Escribir una historia no es algo tan antiguo como podamos pensar. El ejemplo más antiguo de que disponemos, dicen los eruditos, es la historia mesopotámica del rey Gilgamesh, dos mil y pico antes de Cristo. Diría que desde entonces la espiral creativa no ha dejado de crecer exponencialmente.
Y no es de extrañar. Leer sólo es posible cuando hay algo escrito. Y la lectura, a través de la imaginación, provoca nuevas fantasías. El deseo de escribirlas sólo está presente en unos pocos seres humanos que encuentran en ello placer, con la esperanza de deleitar a otros congéneres. Y como todos los placeres, no siempre se puede controlar el momento para gozar.

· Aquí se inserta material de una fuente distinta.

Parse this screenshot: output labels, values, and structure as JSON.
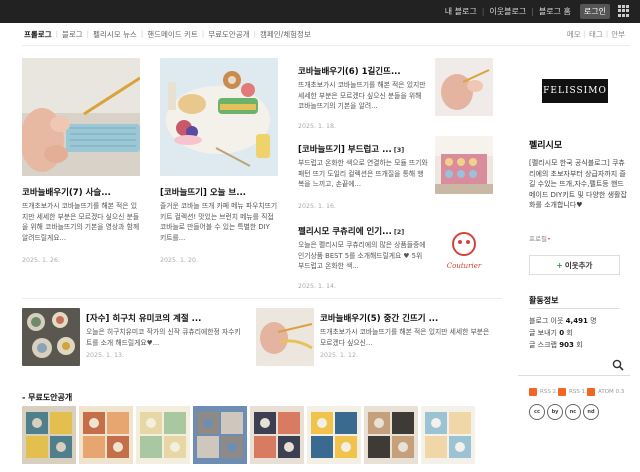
{
  "topbar": {
    "links": [
      "내 블로그",
      "이웃블로그",
      "블로그 홈"
    ],
    "login": "로그인"
  },
  "nav": {
    "items": [
      "프롤로그",
      "블로그",
      "펠리시모 뉴스",
      "핸드메이드 키트",
      "무료도안공개",
      "캠페인/체험정보"
    ],
    "active": 0
  },
  "subnav": [
    "메모",
    "태그",
    "안부"
  ],
  "featured": [
    {
      "title": "코바늘배우기(7) 사슬...",
      "desc": "뜨개초보가시 코바늘뜨기를 해본 적은 있지만 세세한 부분은 모르겠다 싶으신 분들을 위해 코바늘뜨기의 기본을 영상과 함께 알려드릴게요...",
      "date": "2025. 1. 26."
    },
    {
      "title": "[코바늘뜨기] 오늘 브...",
      "desc": "즐거운 코바늘 뜨개 카페 메뉴 파우치뜨기 키트 컬렉션! 맛있는 브런치 메뉴를 직접 코바늘로 만들어볼 수 있는 특별한 DIY 키트를...",
      "date": "2025. 1. 20."
    }
  ],
  "posts": [
    {
      "title": "코바늘배우기(6) 1길긴뜨...",
      "count": "",
      "desc": "뜨개초보가시 코바늘뜨기를 해본 적은 있지만 세세한 부분은 모르겠다 싶으신 분들을 위해 코바늘뜨기의 기본을 알려...",
      "date": "2025. 1. 18."
    },
    {
      "title": "[코바늘뜨기] 부드럽고 ...",
      "count": "[3]",
      "desc": "부드럽고 온화한 색으로 연결하는 모듈 뜨기와 패턴 뜨기 도일리 컬렉션은 뜨개질을 통해 행복을 느끼고, 손끝에...",
      "date": "2025. 1. 16."
    },
    {
      "title": "펠리시모 쿠츄리에 인기...",
      "count": "[2]",
      "desc": "오늘은 펠리시모 쿠츄리에의 많은 상품들중에 인기상품 BEST 5를 소개해드릴게요 ♥ 5위 부드럽고 온화한 색...",
      "date": "2025. 1. 14."
    }
  ],
  "small_posts": [
    {
      "title": "[자수] 히구치 유미코의 계절 ...",
      "desc": "오늘은 히구치유미코 작가의 신작 큐츄리에한정 자수키트를 소개 해드릴게요♥...",
      "date": "2025. 1. 13."
    },
    {
      "title": "코바늘배우기(5) 중간 긴뜨기 ...",
      "desc": "뜨개초보가시 코바늘뜨기를 해본 적은 있지만 세세한 부분은 모르겠다 싶으신...",
      "date": "2025. 1. 12."
    }
  ],
  "profile": {
    "logo": "FELISSIMO",
    "name": "펠리시모",
    "desc": "[펠리시모 한국 공식블로그] 쿠츄리에의 초보자부터 상급자까지 즐길 수있는 뜨개,자수,펠트등 핸드메이드 DIY키트 및 다양한 생활잡화를 소개합니다♥",
    "profile_link": "프로필",
    "follow": "이웃추가"
  },
  "activity": {
    "title": "활동정보",
    "stats": [
      {
        "label": "블로그 이웃",
        "value": "4,491",
        "unit": "명"
      },
      {
        "label": "글 보내기",
        "value": "0",
        "unit": "회"
      },
      {
        "label": "글 스크랩",
        "value": "903",
        "unit": "회"
      }
    ]
  },
  "rss": [
    "RSS 2.0",
    "RSS 1.0",
    "ATOM 0.3"
  ],
  "cc_badges": [
    "cc",
    "by",
    "nc",
    "nd"
  ],
  "patterns": {
    "title": "- 무료도안공개",
    "count": 8
  }
}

Así surge la pulsión por los relatos. Breves narraciones en comparación con las novelas, epopeyas, fábulas, incluso los cuentos.
Siempre he pensado que los poemas son la expresión sentimental que surge abruptamente del escritor. Pura pasión sin control.

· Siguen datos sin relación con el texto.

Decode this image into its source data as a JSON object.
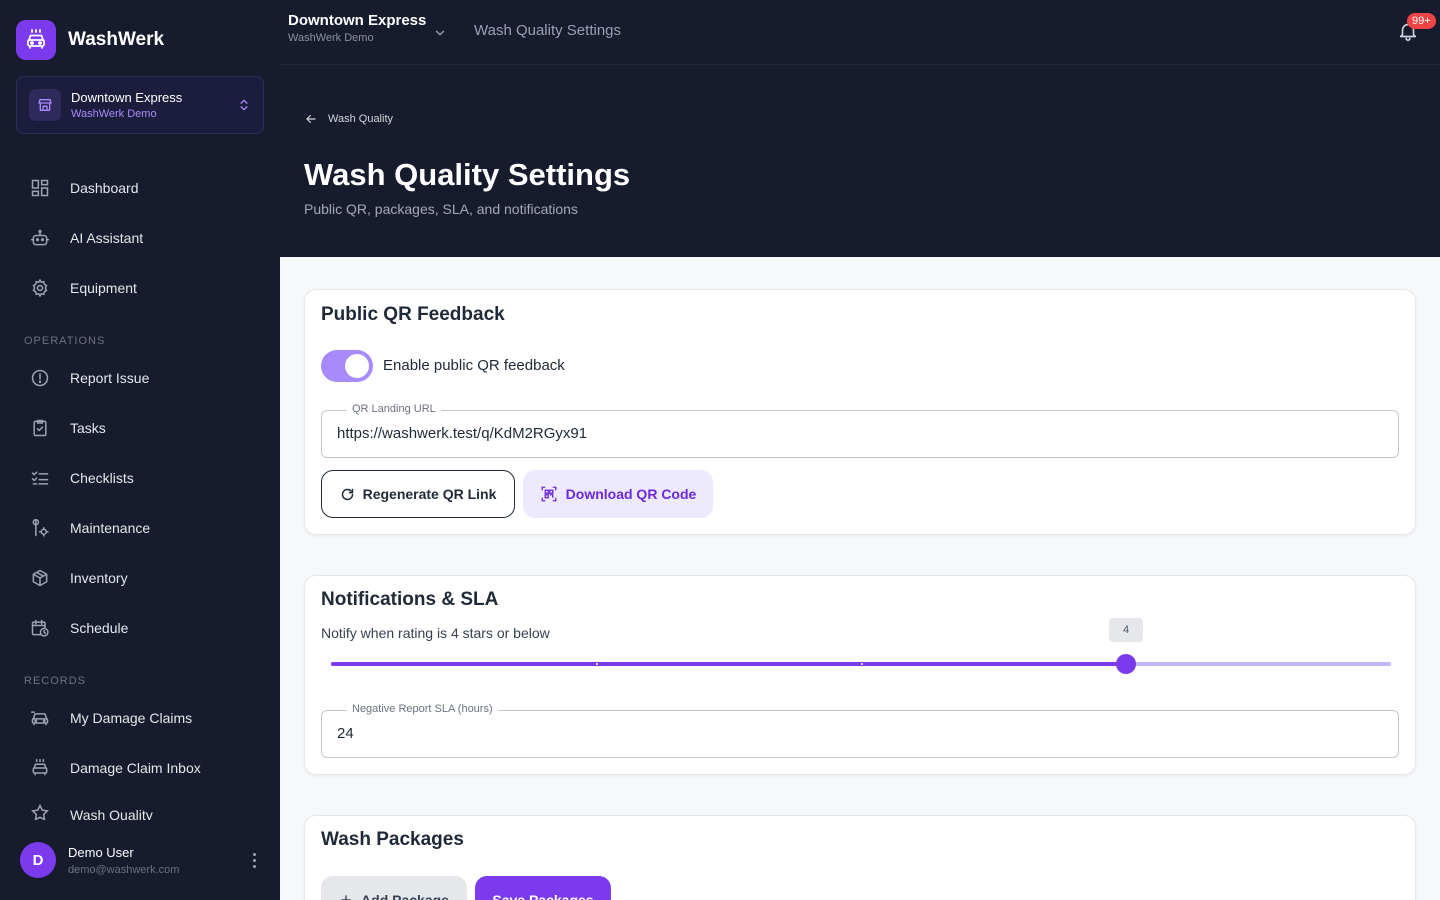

En cierta manera eso son los relatos. Poemas en prosa. La necesidad inmediata de contar algo que florece en la mente de su autor. Una compulsión. Y como todas las flores, tienen una corta vida.
Escribir es compartir, un acto de solidaridad, frecuentemente banalizado por el mercantilismo que habitualmente lo acompaña.

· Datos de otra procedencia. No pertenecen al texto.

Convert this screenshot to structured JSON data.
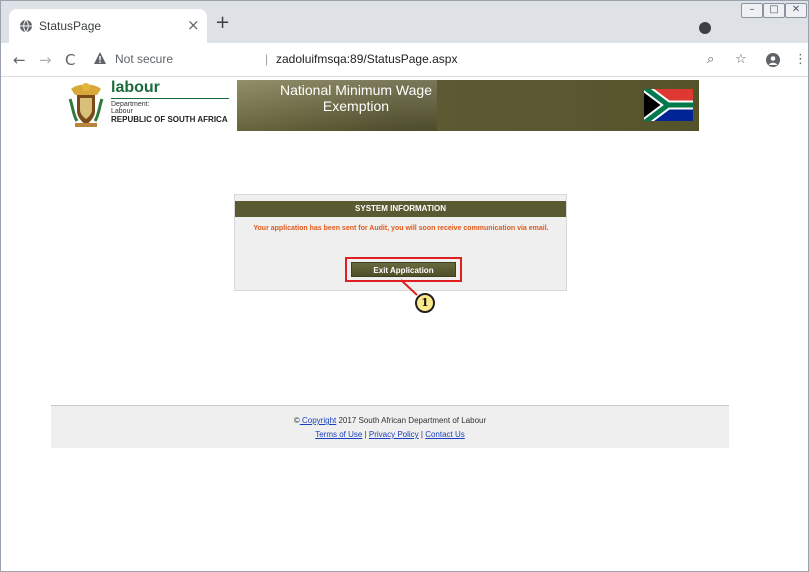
{
  "browser": {
    "tab_title": "StatusPage",
    "tab_close": "×",
    "new_tab": "+",
    "security_label": "Not secure",
    "url": "zadoluifmsqa:89/StatusPage.aspx",
    "window_controls": [
      "–",
      "□",
      "✕"
    ]
  },
  "header": {
    "brand": "labour",
    "dept_line1": "Department:",
    "dept_line2": "Labour",
    "country": "REPUBLIC OF SOUTH AFRICA",
    "banner_line1": "National Minimum Wage",
    "banner_line2": "Exemption"
  },
  "panel": {
    "heading": "SYSTEM INFORMATION",
    "message": "Your application has been sent for Audit, you will soon receive communication via email.",
    "exit_button": "Exit Application"
  },
  "annotation": {
    "callout_number": "1",
    "highlight_color": "#e02020"
  },
  "footer": {
    "copyright_symbol": "©",
    "copyright_link": " Copyright",
    "copyright_text": " 2017 South African Department of Labour",
    "terms": "Terms of Use",
    "privacy": "Privacy Policy",
    "contact": "Contact Us",
    "separator": " | "
  },
  "icons": {
    "back": "back-arrow-icon",
    "forward": "forward-arrow-icon",
    "reload": "reload-icon",
    "warning": "warning-triangle-icon",
    "zoom": "zoom-icon",
    "bookmark": "star-icon",
    "profile": "profile-icon",
    "menu": "kebab-menu-icon"
  }
}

Quizá el relato corto es lo más honesto y altruista. Son arrebatos, pulsiones que en forma escrita recogen la creatividad, el pensamiento profundo o la simple opinión.
Por eso me decidí a abrir mi página de relatos.
Pequeñas ideas, cuentos de mayores, que dan escape libre a la prolongada creatividad que supone la novela, que llena durante meses el día a día del escritor. El relato es la informalidad frente a la formal novela. Es la cana al aire. Es la locura de una noche. La espontaneidad. El aquí te pillo.